Wolfsattacke in der Königsbrücker Heide "Es ist ein Blutrausch gewesen"

Wölfe im Nebel
Bildrechte: NABU Deutschland/Jan Noack

Nach der Wolfsattacke in der Königsbrücker Heide am Montag sind bislang 64 tote Tiere gefunden worden. "Es ist ein Blutrausch gewesen", sagte Cornelia Schlegel von der Naturschutzgebietsverwaltung Königsbrücker Heide im Gespräch bei MDR SACHSEN. Die Wölfe haben also weitaus mehr Tiere gerissen, als sie überhaupt fressen können. Schlegel zufolge sind nur zehn Tiere angefressen worden.

Wölfe nutzen offenbar die Gunst der Stunde

Nach ersten Erkenntnisen geht die Naturschutzgebietsverwaltung davon aus, dass die Wölfe ein Loch im Zaun genutzt haben, um an die Tiere heranzukommen. "Der Koppelzaun war an einer Stelle von außen nach innen durchgebrochen und an zwei Stellen in einem größeren Bereich von innen nach außen", erklärte Cornelia Schlegel. Das Loch im Zaun könne durch Wildschweine oder einen Sturm entstanden sein. In Panik vor den Wölfen brachen die Tiere dann offenbar aus ihrer Koppel aus.

Experte identifiziert Bissspuren

Dass die Herde von Wölfen angegriffen wurde, gilt als sicher. Ein Wolfsexperte des Landkreises Bautzen habe drei Tierkadaver untersucht und eindeutig Kehlbisse eines Wolfes identifiziert. Angesichts der großen Zahl der gerissenen Tiere sei davon auszugehen, dass mehrere Wölfe unterwegs waren. Der Vorfall ist der bislang schwerste Wolfsangriff in Sachsen.
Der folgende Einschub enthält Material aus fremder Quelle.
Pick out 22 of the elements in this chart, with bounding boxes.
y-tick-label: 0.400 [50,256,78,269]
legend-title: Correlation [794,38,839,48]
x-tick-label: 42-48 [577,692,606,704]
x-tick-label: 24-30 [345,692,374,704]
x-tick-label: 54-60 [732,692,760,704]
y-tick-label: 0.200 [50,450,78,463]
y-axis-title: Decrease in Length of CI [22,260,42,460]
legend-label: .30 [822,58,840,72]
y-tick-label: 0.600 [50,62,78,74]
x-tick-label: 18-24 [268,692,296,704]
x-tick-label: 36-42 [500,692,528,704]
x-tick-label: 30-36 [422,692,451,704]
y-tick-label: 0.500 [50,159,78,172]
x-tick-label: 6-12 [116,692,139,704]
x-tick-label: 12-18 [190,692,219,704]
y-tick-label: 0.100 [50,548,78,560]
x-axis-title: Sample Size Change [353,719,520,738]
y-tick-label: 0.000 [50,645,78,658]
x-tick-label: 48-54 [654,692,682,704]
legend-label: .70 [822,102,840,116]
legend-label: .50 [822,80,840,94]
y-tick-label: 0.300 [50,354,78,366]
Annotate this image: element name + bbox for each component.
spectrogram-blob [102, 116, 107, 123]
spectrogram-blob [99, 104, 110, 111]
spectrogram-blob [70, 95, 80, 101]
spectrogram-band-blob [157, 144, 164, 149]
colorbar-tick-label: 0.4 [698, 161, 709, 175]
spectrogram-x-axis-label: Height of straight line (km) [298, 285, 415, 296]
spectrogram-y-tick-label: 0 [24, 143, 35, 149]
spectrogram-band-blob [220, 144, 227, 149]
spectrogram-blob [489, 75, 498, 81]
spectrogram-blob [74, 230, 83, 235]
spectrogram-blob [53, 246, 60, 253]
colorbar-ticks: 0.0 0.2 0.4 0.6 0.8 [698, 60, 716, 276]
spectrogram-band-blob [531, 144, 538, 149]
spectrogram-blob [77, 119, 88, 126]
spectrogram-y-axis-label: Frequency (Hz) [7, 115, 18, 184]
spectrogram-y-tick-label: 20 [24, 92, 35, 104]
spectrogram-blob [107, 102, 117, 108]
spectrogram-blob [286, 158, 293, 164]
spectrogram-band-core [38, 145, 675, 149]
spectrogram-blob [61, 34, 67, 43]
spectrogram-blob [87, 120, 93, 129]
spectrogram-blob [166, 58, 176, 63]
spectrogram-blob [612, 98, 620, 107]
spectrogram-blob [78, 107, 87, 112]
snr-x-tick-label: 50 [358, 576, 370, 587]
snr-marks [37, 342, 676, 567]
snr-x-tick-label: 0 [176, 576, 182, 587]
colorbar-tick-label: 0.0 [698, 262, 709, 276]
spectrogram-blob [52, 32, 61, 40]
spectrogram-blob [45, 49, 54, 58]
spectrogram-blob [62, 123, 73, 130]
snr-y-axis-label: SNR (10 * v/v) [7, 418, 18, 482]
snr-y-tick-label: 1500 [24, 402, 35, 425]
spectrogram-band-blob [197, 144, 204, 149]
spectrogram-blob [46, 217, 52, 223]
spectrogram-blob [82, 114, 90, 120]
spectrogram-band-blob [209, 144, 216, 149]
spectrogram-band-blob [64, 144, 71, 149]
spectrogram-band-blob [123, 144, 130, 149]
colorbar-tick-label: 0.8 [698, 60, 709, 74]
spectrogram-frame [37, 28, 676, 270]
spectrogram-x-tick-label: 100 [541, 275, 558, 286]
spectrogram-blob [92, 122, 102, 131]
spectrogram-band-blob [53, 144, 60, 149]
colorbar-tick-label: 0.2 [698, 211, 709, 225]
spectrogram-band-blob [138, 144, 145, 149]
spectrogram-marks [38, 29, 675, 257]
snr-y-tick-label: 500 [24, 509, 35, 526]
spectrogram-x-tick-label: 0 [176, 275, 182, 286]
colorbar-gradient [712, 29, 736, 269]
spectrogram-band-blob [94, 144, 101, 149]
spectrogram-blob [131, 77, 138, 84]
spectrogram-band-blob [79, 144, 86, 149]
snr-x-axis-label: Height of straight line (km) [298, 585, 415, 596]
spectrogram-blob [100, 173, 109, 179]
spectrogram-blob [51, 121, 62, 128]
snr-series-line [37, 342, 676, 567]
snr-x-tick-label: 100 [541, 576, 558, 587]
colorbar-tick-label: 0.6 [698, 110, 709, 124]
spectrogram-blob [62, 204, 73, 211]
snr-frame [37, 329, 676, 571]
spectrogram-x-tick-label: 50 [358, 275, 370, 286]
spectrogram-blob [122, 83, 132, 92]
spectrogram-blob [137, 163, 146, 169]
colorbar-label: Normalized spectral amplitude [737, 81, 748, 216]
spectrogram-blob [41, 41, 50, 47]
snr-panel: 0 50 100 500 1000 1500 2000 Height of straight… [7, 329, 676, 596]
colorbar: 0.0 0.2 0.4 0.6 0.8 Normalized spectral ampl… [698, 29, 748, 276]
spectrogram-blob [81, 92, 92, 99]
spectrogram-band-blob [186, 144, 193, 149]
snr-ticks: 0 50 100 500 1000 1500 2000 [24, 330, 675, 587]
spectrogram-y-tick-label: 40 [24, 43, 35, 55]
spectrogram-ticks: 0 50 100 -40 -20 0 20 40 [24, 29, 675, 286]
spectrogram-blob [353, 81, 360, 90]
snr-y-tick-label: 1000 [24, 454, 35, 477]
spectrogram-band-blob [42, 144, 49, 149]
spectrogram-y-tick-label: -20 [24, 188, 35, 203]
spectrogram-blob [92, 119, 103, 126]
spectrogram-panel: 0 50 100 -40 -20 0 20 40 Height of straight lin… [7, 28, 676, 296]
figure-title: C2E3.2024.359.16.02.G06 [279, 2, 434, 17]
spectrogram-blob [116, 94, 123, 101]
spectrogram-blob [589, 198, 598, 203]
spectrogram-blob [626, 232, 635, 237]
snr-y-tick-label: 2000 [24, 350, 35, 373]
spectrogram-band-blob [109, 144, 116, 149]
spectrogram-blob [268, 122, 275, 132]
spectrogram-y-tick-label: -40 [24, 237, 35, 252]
Herkunft der Wölfe noch unklar

Noch sei unklar, ob es Wölfe des heimischen Königsbrücker Rudels waren oder andere Wölfe, die dort durchgezogen sein könnten. Die toten Nutztiere sollen zur genetischen Analyse ins Senckenberg-Institut Görlitz gebracht werden. Dort wurde unlängst ein neues Wolfszentrum eingerichtet, das bundesweit Behörden zum Umgang mit wilden Wölfen berät. Die DNA-Analysen sollen Aufschluss darüber geben, ob es sich bei den Angreifern um die Königsbrücker Wölfe handelte.

Der Wolf im Schafspelz?

Bislang lebten Wölfe und Schafe in der Königsbrücker Heide in friedlicher Koexistenz. Das Wolfsrudel ist seit 2011 dort ansässig, die Heidschnucken pflegen bereit seit 2003 die Landschaft. Auch künftig will man auf die tierischen Gärtner nicht verzichten, erklärt Cornelia Schlegel. In der kommenden Woche wolle man überlegen, wie es weiter geht. Fest steht: Der Schäfer hat alles richtig gemacht. Der Zaun sei hoch genug gewesen und habe Strom geführt. Das habe der Wolfsbeauftragte des Landkreises bei der Begutachtung des Schadens auch so bestätigt. Im Fall einer ordnungsgemäßen Sicherung hat der Schäfer Anspruch auf vollständigen Schadenersatz für den Wert der getöteten Tiere vom Land Sachsen.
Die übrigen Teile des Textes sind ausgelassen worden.